The Electronic Medical Records and Genomics (eMERGE) network is a network of medical centers with electronic medical records linked to existing biorepository samples for genomic discovery and genomic medicine research. The network sought to unify the genetic results from 78 Illumina and Affymetrix genotype array batches from 12 contributing medical centers for joint association analysis of 83,717 human participants. In this report, we describe the imputation of eMERGE results and methods to create the unified imputed merged set of genome-wide variant genotype data.
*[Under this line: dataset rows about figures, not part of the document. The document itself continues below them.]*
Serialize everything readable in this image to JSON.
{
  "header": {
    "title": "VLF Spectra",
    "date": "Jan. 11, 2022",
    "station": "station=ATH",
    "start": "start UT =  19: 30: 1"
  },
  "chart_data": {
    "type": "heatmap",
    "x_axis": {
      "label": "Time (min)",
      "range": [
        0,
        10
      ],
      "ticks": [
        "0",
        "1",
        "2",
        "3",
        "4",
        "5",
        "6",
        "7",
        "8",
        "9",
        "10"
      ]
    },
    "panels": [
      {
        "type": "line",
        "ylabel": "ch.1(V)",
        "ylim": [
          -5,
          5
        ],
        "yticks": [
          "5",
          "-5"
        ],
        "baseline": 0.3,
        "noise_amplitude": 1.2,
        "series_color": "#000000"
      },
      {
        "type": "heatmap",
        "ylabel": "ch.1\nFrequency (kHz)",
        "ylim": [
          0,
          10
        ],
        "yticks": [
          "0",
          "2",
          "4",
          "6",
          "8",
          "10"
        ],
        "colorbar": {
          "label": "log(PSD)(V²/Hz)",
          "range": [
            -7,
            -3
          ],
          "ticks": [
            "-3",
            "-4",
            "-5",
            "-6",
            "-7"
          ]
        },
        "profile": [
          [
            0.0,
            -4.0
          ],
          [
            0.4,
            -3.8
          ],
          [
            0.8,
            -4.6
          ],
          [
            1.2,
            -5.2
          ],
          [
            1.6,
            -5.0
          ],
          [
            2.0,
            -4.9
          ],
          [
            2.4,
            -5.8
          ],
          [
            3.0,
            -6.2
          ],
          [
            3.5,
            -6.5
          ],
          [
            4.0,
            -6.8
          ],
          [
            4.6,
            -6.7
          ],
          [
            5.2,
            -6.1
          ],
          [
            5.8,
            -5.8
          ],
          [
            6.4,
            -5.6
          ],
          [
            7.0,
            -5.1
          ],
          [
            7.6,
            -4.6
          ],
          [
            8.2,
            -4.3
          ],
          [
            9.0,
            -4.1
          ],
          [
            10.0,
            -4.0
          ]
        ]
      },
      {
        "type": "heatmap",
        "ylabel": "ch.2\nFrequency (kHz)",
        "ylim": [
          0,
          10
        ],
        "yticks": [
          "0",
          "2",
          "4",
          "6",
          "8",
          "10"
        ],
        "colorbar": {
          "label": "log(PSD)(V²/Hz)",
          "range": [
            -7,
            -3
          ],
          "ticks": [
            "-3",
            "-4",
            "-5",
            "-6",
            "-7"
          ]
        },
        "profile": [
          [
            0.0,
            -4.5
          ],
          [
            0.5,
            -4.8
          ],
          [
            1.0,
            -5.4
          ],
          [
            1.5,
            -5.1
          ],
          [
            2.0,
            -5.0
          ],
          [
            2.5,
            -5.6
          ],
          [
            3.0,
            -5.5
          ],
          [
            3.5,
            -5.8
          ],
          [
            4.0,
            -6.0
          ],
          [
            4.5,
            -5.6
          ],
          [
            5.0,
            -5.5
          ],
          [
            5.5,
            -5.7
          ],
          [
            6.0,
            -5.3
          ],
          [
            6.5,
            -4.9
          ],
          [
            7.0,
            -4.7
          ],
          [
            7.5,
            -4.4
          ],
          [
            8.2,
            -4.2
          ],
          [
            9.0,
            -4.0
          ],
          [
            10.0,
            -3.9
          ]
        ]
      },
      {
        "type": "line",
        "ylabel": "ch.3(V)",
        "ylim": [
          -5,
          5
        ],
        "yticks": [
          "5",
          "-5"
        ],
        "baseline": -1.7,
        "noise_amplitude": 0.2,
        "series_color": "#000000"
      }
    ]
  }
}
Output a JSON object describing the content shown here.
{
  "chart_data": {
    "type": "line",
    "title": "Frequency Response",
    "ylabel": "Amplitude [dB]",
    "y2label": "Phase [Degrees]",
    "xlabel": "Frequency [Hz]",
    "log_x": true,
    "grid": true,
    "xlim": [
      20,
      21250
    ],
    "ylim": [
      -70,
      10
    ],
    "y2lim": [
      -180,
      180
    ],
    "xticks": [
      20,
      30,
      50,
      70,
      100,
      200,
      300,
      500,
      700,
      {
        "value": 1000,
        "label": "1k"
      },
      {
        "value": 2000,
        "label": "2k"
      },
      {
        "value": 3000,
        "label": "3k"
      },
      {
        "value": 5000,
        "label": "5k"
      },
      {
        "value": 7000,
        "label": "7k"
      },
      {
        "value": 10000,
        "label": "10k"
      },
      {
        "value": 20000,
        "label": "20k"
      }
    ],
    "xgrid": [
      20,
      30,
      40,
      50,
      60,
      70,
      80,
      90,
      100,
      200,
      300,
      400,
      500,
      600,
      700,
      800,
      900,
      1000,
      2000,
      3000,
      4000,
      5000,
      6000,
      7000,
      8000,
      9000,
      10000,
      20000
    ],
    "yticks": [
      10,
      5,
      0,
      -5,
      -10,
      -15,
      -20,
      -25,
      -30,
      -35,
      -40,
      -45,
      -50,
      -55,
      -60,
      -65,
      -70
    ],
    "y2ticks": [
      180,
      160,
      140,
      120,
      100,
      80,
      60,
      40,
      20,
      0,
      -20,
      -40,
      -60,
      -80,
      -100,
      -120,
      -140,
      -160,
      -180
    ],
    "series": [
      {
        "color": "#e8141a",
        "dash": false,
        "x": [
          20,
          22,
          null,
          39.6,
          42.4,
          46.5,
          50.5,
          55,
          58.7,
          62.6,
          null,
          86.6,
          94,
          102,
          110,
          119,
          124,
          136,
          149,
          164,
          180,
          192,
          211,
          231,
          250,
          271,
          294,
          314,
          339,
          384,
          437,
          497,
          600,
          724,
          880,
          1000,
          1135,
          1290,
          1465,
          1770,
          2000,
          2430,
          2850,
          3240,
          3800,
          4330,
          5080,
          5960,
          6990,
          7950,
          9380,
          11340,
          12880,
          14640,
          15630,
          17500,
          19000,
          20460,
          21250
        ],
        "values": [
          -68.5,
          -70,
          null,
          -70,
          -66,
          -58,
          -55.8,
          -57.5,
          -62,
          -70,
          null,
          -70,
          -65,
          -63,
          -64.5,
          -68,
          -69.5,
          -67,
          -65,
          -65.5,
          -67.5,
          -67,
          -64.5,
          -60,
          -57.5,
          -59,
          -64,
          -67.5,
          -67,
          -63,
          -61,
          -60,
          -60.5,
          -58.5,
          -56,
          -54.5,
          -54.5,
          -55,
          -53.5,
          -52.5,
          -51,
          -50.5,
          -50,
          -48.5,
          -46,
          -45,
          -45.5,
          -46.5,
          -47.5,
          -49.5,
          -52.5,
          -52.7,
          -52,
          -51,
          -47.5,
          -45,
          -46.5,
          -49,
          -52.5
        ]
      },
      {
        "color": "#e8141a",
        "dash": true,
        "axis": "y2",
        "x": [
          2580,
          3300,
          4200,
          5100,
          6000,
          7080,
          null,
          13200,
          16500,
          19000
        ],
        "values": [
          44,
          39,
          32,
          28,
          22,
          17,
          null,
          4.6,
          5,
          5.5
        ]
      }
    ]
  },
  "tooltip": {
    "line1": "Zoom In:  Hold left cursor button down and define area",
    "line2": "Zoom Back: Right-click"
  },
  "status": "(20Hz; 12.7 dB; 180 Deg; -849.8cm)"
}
We imputed the data using the Michigan Imputation Server, which provides a missing single-nucleotide variant genotype imputation service using the minimac3 imputation algorithm with the Haplotype Reference Consortium genotype reference set. We describe the quality control and filtering steps used in the generation of this data set and suggest generalizable quality thresholds for imputation and phenotype association studies. To test the merged imputed genotype set, we replicated a previously reported chromosome 6 HLA-B herpes zoster (shingles) association and discovered a novel zoster-associated loci in an epigenetic binding site near the terminus of chromosome 3 (3p29).